Makamların Kutsallığı Söz konusu mu?
Veysi ERKEN
“Daima doğruyu
söyleyin ki, söylediklerinizi hatırlamak zorunda kalmayın!”
T.L.OSBORN
Herkes
sistemin bozukluğundan bahseder durur. Milletin tepesine “balyoz” indirip
“kafes”lemek isteyenler dahi bozukluktan bahseder. Özellikle politikacılar ah
bir iktidar olsak da, bu bozuk sistemi düzeltsek derler. Kendimi bildim bileli
bu nakarat hep tekrar edilmesine rağmen bozuk sistem düzeltilmemiştir. Genel
anlamda iktidar gücünü eline geçirenler bir müddet bozuk düzene uyumlu hale gelmekte
veya getirilmektedir.
İktidar.
İktidar bitmeyen bir nakarattır.
Uğrunda nice vaatlerin yapıldığı, nice yalanların söylendiği ve nice
şaklabanlıkların gerçekleştirildiği iktidar bir tutkudur.
Sonrası!..
Sonrası malum.
İktidar, iktidara gelenlere dar ve
zindan olur. Zira orada, yani iktidarda halk unutulur. Nimet paylaşımı ve
paylaşımın devamı hırsı yüzünden iktidar zindan olur. Nimetin paylaşımı için
nice nice dostluklar, arkadaşlıklar ve hizmet aşkları unutulur, yerlerini fesat
üretim merkezleri alır. (hemen hemen her yönetim alanındaki iktidar fesat
merkezine dönüşür. Siyasi partiler bunun misalleridir.)
Artık kimse sistemin bozukluğundan
rahatsız ve şikâyetçi değildir. Çünkü makamlar artık kendilerine hizmet etmeye
başlamış, şakşakçılar ve dalkavuklar kendilerini alkışlamaya başlamışlardır.
Sistemin bozukluğundan bahsedenler çoktan makamlarını kutsama ve
kutsallaştırma çabasına ve faaliyetlerine başlamışlardır.
Sahi; sistem bozuk mu? Varsa bozukluğu nereden/nerelerden kaynaklanmaktadır? Bu
soruların cevabı sistemin tarifinde gizlidir. Mesturdur, örtülüdür.

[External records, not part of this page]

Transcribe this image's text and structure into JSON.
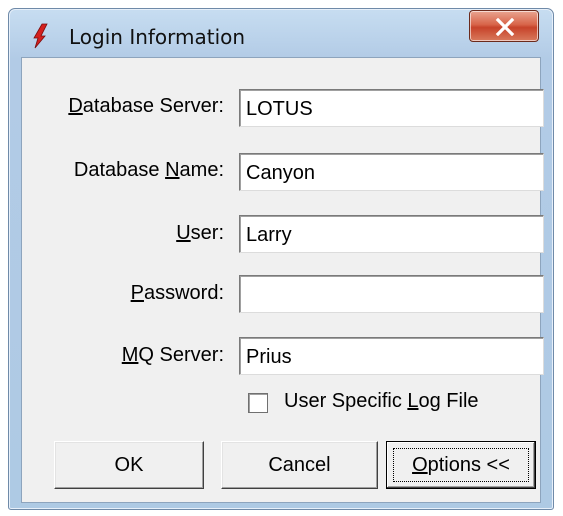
{
  "window": {
    "title": "Login Information",
    "close_label": "X"
  },
  "labels": {
    "database_server": {
      "pre": "",
      "key": "D",
      "post": "atabase Server:"
    },
    "database_name": {
      "pre": "Database ",
      "key": "N",
      "post": "ame:"
    },
    "user": {
      "pre": "",
      "key": "U",
      "post": "ser:"
    },
    "password": {
      "pre": "",
      "key": "P",
      "post": "assword:"
    },
    "mq_server": {
      "pre": "",
      "key": "M",
      "post": "Q Server:"
    }
  },
  "fields": {
    "database_server": "LOTUS",
    "database_name": "Canyon",
    "user": "Larry",
    "password": "",
    "mq_server": "Prius"
  },
  "checkbox": {
    "checked": false,
    "pre": "User Specific ",
    "key": "L",
    "post": "og File"
  },
  "buttons": {
    "ok": "OK",
    "cancel": "Cancel",
    "options": {
      "key": "O",
      "post": "ptions <<"
    }
  }
}
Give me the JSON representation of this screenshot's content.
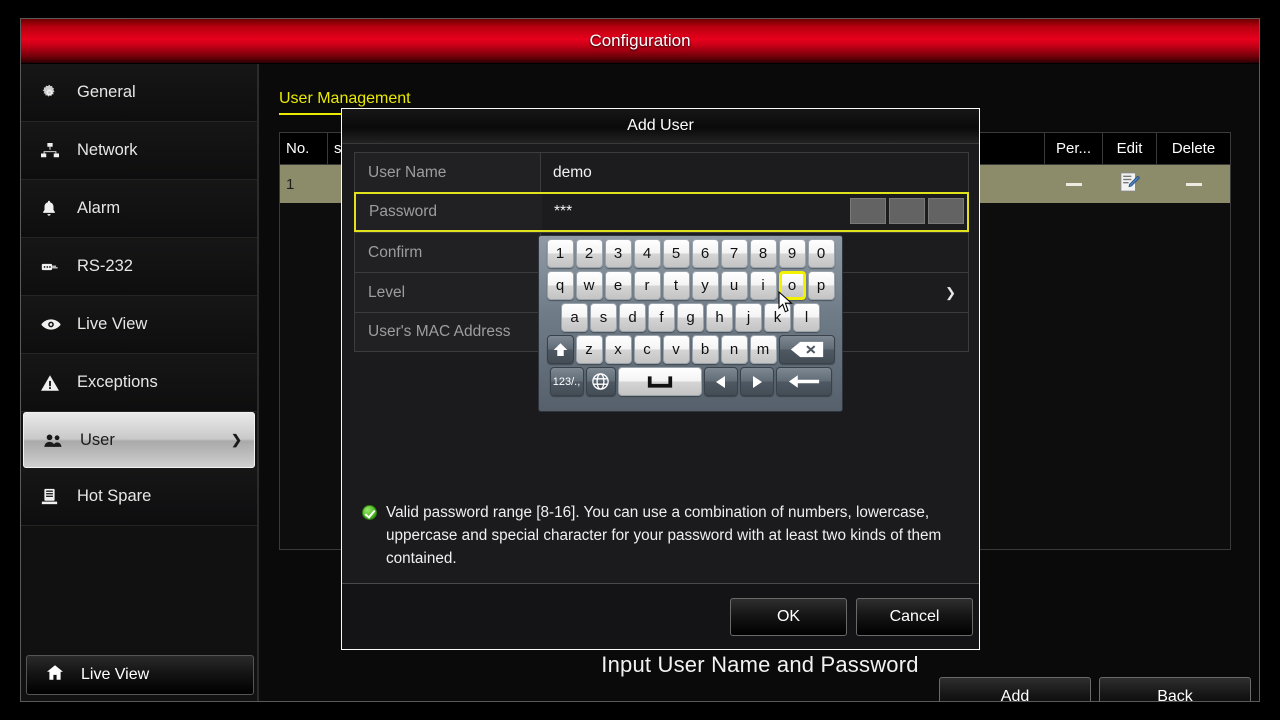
{
  "window": {
    "title": "Configuration"
  },
  "sidebar": {
    "items": [
      {
        "label": "General",
        "icon": "gear-icon",
        "active": false
      },
      {
        "label": "Network",
        "icon": "network-icon",
        "active": false
      },
      {
        "label": "Alarm",
        "icon": "bell-icon",
        "active": false
      },
      {
        "label": "RS-232",
        "icon": "serial-port-icon",
        "active": false
      },
      {
        "label": "Live View",
        "icon": "eye-icon",
        "active": false
      },
      {
        "label": "Exceptions",
        "icon": "warning-icon",
        "active": false
      },
      {
        "label": "User",
        "icon": "users-icon",
        "active": true
      },
      {
        "label": "Hot Spare",
        "icon": "server-icon",
        "active": false
      }
    ],
    "live_view_button": {
      "label": "Live View",
      "icon": "home-icon"
    }
  },
  "main": {
    "tab": "User Management",
    "table": {
      "columns": [
        "No.",
        "s",
        "Per...",
        "Edit",
        "Delete"
      ],
      "rows": [
        {
          "no": "1",
          "name": "",
          "permission": "—",
          "edit": "edit-icon",
          "delete": "—"
        }
      ]
    },
    "caption": "Input User Name and Password",
    "buttons": {
      "add": "Add",
      "back": "Back"
    }
  },
  "modal": {
    "title": "Add User",
    "fields": [
      {
        "label": "User Name",
        "value": "demo",
        "focused": false,
        "type": "text"
      },
      {
        "label": "Password",
        "value": "***",
        "focused": true,
        "type": "password",
        "strength_blocks": 3
      },
      {
        "label": "Confirm",
        "value": "",
        "focused": false,
        "type": "password"
      },
      {
        "label": "Level",
        "value": "",
        "focused": false,
        "type": "select"
      },
      {
        "label": "User's MAC Address",
        "value": "",
        "focused": false,
        "type": "text"
      }
    ],
    "hint": "Valid password range [8-16]. You can use a combination of numbers, lowercase, uppercase and special character for your password with at least two kinds of them contained.",
    "buttons": {
      "ok": "OK",
      "cancel": "Cancel"
    }
  },
  "keyboard": {
    "rows": [
      {
        "id": "kb-r1",
        "keys": [
          {
            "label": "1"
          },
          {
            "label": "2"
          },
          {
            "label": "3"
          },
          {
            "label": "4"
          },
          {
            "label": "5"
          },
          {
            "label": "6"
          },
          {
            "label": "7"
          },
          {
            "label": "8"
          },
          {
            "label": "9"
          },
          {
            "label": "0"
          }
        ]
      },
      {
        "id": "kb-r2",
        "keys": [
          {
            "label": "q"
          },
          {
            "label": "w"
          },
          {
            "label": "e"
          },
          {
            "label": "r"
          },
          {
            "label": "t"
          },
          {
            "label": "y"
          },
          {
            "label": "u"
          },
          {
            "label": "i"
          },
          {
            "label": "o",
            "highlighted": true
          },
          {
            "label": "p"
          }
        ]
      },
      {
        "id": "kb-r3",
        "keys": [
          {
            "label": "a"
          },
          {
            "label": "s"
          },
          {
            "label": "d"
          },
          {
            "label": "f"
          },
          {
            "label": "g"
          },
          {
            "label": "h"
          },
          {
            "label": "j"
          },
          {
            "label": "k"
          },
          {
            "label": "l"
          }
        ]
      },
      {
        "id": "kb-r4",
        "keys": [
          {
            "label": "",
            "icon": "shift-icon",
            "dark": true,
            "wide": true
          },
          {
            "label": "z"
          },
          {
            "label": "x"
          },
          {
            "label": "c"
          },
          {
            "label": "v"
          },
          {
            "label": "b"
          },
          {
            "label": "n"
          },
          {
            "label": "m"
          },
          {
            "label": "",
            "icon": "backspace-icon",
            "dark": true,
            "wide": true
          }
        ]
      },
      {
        "id": "kb-r5",
        "keys": [
          {
            "label": "123/.,",
            "icon": "symbols-icon",
            "dark": true
          },
          {
            "label": "",
            "icon": "globe-icon",
            "dark": true
          },
          {
            "label": "",
            "icon": "space-icon",
            "space": true
          },
          {
            "label": "",
            "icon": "arrow-left-icon",
            "dark": true
          },
          {
            "label": "",
            "icon": "arrow-right-icon",
            "dark": true
          },
          {
            "label": "",
            "icon": "enter-icon",
            "dark": true,
            "wide": true
          }
        ]
      }
    ]
  },
  "colors": {
    "titlebar_red": "#e8001c",
    "tab_yellow": "#eaea00",
    "focus_yellow": "#e2e21c",
    "key_highlight": "#f2f200",
    "row_olive": "#8c8c6b",
    "hint_green": "#49b81e"
  }
}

Sistem denildiğinde belirlenmiş hedefleri gerçekleştirmeyi amaçlamış bir
bütünlüğü oluşturan parçalar ve parçalar arasında işbirliğini sağlayan ilke ve
kurallar anlaşılır. Demek ki, sistemin bozukluğu söz konusu ise, bozukluk ya
parçalardan ya da, ilke ve kurallardan kaynaklanır. Bunu her sistem işleticisi
bildiği halde bozukluktan bahsetmesine rağmen düzenlemeye çalışmaması iktidar
hırsından ve iktidar nimetlerinden neş’et ettiğini görmemiz lazım.

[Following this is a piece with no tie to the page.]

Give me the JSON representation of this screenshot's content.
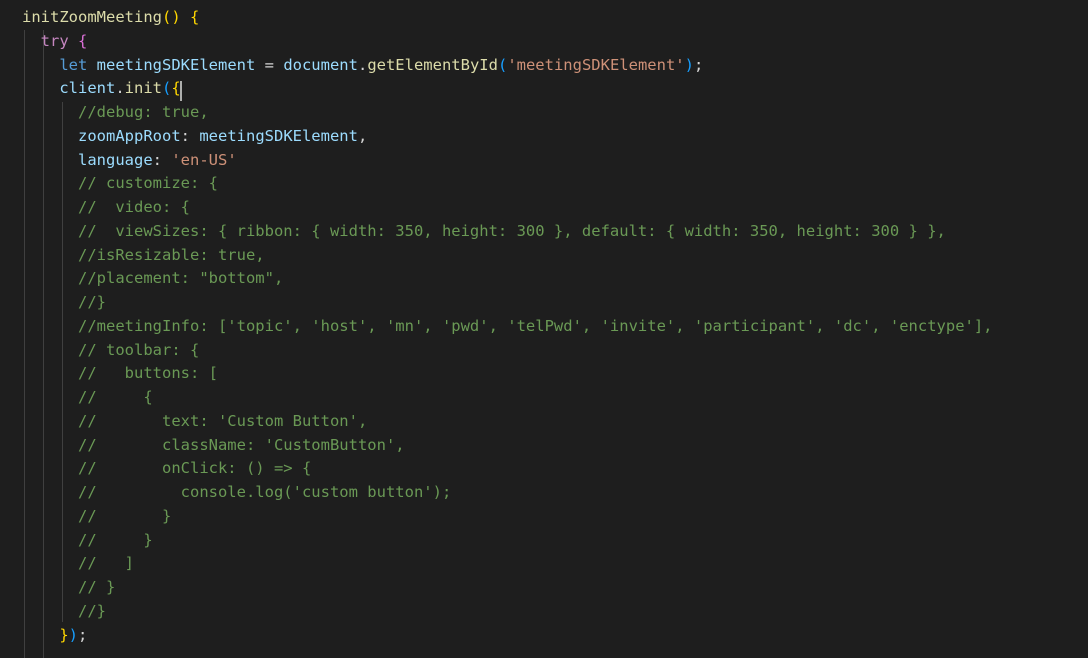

Evet; sistem bozuk ve bozukluğun başında sistemi işletenlerin makamlarını ve
kurumlarını kutsamaları ve kutsallaştırmaları gelir. Kutsamak ve kutsallaştırmak bütün kötülükleri örtmede kullanılan bir
araçtır artık. Hepimiz biliriz ki, kutsal; tapınılacak ya da yolunda can
verilecek derecede sevilen anlamına gelir. Makamlarını
ve kurumlarını kutsallaştıranlar halkın tenkidine meydan vermemenin gayreti
içinde olanlardır. Makamlarını ve kurumlarını kutsal göstererek
hırsızlıklarına, uğursuzluklarına ve löpür löpür yemelerine devam ederler.
Bilinmelidir ki, demokratik ve cumhurî idarelerde makamların ve kurumların
kutsallığı yoktur ve olamaz. Makamlar ve
kurumlar ancak halka hizmet aracı konumundadır.
Hiçbir araç kutsal değildir.
Araçlar toplumun
refahını ve huzurunu sağladığı müddetçe değerlidir. Ve değerleri bir araç
olmaktan öteye gitmez.
Bunun
örneklerinden birisi ABD başkanlığı veya diğer yönetim kademeleridir. ABD’de
başkanlık ve yönetim birimleri kutsal ve dokunulmazlığı olan makamlar değildir.
O makamlar her zaman ve zeminde tenkide açıktır. Makam tenkide açık olunca
orada oturanın hataları görülür ve hataları kutsanmaz. O makamlarda oturanlar
sorgulanır ve gerektiğinde mahkûm edilir.
Makamlara ve kurumlara kutsallık atfeden yönetimler demokratik değildir.
Şaibeler dokunulmazlık ve kutsallıkla örtülür. Halka rağmen bir yönetme tarzı
gelişir. “La yüs’el”lik oluşur. Çete
kuranların makamlarına girilemez olur. Böyle bir idari anlayış tarzı
beraberinde her türlü despotluğu, hırsızlığı, uğursuzluğu ve keyfiliği getirir.
Atalarımız hiç bir zaman makamları kutsamamış ve kutsallaştırmamışlardır.
Hatta ”şeref’ül-mekân bi’-mekîn” ilkesi
gereğince makamın şerefinin o makamda oturanın şeref ve haysiyetiyle söz konusu
olduğunu kabul etmişlerdir. Dolayısıyla geçmişte hiç kimse makamının arkasına
sığınarak şerefsizliğini, haysiyetsizliğini ve hırsızlığını gizleyememiştir.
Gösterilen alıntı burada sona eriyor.